Но Поляков не воспользовался тогда этим шансом, хотя и понимал, что его предательство бесследно не пройдет. Он понимал это еще и потому, что в своей диссертации о проблемах агентурной связи сам же утверждал, что рано или поздно наступает разоблачение — сколько веревочке ни виться, а конец все же будет. И тем не менее он все же отмежевался от своего «научного» вывода, решив наперекор всему идти по своему скользкому пути: «Где наше не пропадало! Девятнадцать лет назад при моем пиковом положении беду пронесло, может быть, и теперь пронесет…»
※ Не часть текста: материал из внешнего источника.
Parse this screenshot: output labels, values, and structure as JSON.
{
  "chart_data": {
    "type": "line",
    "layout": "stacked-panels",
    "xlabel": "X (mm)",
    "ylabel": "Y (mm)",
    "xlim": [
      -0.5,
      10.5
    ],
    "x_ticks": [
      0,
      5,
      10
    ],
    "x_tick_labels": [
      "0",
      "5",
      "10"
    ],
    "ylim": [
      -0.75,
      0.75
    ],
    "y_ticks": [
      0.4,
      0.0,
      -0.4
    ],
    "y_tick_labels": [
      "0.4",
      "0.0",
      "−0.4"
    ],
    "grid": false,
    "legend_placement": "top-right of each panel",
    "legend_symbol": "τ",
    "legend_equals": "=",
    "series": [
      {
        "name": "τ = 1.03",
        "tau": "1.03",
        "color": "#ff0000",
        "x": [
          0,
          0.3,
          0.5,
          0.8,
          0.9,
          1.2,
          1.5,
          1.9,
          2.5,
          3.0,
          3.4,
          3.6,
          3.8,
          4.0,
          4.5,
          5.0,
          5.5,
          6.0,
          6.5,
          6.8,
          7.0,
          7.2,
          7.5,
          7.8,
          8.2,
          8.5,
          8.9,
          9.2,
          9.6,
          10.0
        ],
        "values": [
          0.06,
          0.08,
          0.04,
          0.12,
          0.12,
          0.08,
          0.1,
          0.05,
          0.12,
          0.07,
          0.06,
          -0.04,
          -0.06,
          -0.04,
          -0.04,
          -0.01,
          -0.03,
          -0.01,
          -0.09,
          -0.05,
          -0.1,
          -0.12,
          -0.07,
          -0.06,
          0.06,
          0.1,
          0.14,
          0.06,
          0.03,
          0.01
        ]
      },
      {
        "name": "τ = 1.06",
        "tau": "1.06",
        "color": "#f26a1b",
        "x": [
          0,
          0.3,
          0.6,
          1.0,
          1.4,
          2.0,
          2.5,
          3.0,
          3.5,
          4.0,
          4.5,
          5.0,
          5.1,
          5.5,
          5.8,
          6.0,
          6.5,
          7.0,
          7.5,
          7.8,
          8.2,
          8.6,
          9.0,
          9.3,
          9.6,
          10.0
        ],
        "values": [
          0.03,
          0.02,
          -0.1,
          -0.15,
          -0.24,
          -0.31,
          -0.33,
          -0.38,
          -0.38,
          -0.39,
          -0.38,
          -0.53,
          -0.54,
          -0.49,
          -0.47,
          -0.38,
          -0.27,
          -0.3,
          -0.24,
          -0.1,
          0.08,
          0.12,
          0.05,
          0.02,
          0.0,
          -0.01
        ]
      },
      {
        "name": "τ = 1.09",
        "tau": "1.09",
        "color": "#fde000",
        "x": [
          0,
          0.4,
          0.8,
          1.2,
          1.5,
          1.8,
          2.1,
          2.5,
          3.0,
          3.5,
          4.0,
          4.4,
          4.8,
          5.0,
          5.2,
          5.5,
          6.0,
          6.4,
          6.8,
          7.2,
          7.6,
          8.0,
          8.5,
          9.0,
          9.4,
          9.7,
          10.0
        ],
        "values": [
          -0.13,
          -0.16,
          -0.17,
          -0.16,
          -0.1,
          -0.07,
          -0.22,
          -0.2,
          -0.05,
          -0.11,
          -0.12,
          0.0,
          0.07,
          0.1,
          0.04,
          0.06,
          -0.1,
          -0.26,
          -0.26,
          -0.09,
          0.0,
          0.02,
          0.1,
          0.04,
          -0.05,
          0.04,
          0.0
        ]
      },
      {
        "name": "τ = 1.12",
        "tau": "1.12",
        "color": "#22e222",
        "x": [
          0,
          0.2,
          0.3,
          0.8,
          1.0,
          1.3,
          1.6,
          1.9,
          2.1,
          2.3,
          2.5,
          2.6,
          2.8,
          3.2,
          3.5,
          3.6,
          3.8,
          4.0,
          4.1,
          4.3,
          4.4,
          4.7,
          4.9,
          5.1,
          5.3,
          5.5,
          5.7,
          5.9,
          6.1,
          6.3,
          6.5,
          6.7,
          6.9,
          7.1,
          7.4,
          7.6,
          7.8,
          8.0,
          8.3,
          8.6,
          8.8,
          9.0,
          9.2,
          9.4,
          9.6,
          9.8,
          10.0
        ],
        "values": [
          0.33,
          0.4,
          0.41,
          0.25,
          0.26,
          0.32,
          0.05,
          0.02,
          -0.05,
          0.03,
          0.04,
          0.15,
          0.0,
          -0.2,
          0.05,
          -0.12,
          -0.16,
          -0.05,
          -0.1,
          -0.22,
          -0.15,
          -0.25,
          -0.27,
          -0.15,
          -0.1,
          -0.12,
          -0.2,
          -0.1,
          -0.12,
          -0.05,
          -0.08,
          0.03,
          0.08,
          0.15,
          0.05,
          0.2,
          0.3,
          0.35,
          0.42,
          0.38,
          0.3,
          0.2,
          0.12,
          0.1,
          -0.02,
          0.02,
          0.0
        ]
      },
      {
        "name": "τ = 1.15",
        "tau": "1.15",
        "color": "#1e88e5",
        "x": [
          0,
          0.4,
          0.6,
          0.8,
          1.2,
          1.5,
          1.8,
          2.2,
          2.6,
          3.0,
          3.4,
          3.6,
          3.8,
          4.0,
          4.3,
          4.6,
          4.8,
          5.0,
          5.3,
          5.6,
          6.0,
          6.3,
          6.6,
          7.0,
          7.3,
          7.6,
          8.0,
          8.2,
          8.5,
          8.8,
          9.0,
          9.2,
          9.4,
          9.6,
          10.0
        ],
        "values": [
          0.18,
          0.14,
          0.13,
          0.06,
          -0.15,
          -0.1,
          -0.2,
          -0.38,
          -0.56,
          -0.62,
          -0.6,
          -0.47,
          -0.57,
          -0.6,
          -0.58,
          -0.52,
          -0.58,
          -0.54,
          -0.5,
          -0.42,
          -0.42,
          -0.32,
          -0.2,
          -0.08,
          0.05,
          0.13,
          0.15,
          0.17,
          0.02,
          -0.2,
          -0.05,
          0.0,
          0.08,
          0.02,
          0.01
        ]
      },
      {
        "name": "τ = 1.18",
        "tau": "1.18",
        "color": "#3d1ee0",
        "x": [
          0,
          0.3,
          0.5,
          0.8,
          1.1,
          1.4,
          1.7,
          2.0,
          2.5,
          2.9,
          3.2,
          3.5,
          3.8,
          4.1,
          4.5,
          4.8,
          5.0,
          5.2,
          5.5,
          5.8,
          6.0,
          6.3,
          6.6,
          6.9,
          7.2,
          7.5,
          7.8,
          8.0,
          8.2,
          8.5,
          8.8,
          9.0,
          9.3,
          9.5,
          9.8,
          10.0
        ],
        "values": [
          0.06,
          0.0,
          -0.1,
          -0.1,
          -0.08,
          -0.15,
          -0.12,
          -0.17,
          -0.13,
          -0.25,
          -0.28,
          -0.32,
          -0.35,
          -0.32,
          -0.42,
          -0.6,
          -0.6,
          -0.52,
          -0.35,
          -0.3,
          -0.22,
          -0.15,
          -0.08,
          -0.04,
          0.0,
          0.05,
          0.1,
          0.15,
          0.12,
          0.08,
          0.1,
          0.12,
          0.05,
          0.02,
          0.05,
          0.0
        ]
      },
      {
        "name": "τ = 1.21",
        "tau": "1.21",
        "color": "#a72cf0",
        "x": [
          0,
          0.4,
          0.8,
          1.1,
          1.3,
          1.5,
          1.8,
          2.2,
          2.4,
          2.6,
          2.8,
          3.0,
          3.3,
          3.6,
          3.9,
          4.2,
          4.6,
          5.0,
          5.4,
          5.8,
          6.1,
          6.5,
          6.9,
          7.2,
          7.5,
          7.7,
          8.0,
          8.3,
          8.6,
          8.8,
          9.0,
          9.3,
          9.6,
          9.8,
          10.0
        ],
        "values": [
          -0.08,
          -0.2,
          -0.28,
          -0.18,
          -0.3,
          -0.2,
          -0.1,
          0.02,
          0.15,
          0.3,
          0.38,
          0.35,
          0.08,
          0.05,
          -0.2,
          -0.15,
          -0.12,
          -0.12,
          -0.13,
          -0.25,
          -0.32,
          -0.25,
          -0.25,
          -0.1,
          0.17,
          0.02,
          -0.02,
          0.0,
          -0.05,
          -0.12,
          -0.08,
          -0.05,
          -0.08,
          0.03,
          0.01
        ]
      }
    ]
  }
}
С беспокойным ожиданием чего-то неприятного и сжигаемый все возрастающим, острым любопытством о причинах вновь возникших подозрений к нему, Поляков отважился проверить это через своего покровителя, генерала Изотова. Чтобы все выглядело правдоподобно, он решил действовать как бы в унисон с кадрами о локализации нежелательного распространения ложных слухов и сплетен о нем Горнизовым, Альдубаевым, Сенькиным и другими офицерами, с которыми работал раньше за границей.
Начальник управления кадров встретил его сухо, пожал вяло руку, кивнул на стул около стола и начал рыться в своих бумагах. Когда нашел какую-то справку, положил ее перед собой и только после этого равнодушным тоном спросил, не поинтересовавшись даже о делах его в Индии:
— Ну что там у тебя случилось?
Поляков долго рассказывал, как недружелюбно его приняли коллеги в центральном аппарате, что для него, генерала, крайне болезненны непонятные подозрительные взгляды, намеки и сплетни о вновь запущенных кем-то ложных слухах о его якобы вине в провалах агентурной сети в Америке.
— С ума можно сойти от всего этого, — заключил он, вопросительно глядя на Изотова. — Надо, Сергей Иванович, не позволять злым языкам трепать мое имя, — добавил он, заерзав на стуле.
Сергей Иванович не знал, что сказать в ответ. Потом обезоруживающе улыбнулся, передернул плечами и растерянно произнес:
— А может, ты, Дмитрий Федорович, перегрелся там, в Индии?
Полякову это не понравилось.
— Не до шуток мне сейчас, Сергей Иванович…
— А при чем тут шутки, Дмитрий Федорович? Ты же сам дважды телеграфировал мне из Дели о плохом состоянии здоровья, что надо тебе срочно выехать в Москву за счет отпуска. Вот и займись здесь своим здоровьем! И ни о чем другом не думай. Все остальное выбрось из головы! Не верь ты всяким слухам!
Поляков попытался вымучить на лице беспечную улыбку, но, убедившись в тщетности своих попыток, бросил с раздражением:
— Если бы вы только знали, как надоела мне вся эта возня с двадцатилетней давностью провалов разведчиков-нелегалов в Америке! Что же мне все-таки делать? — тяжело выдохнул он.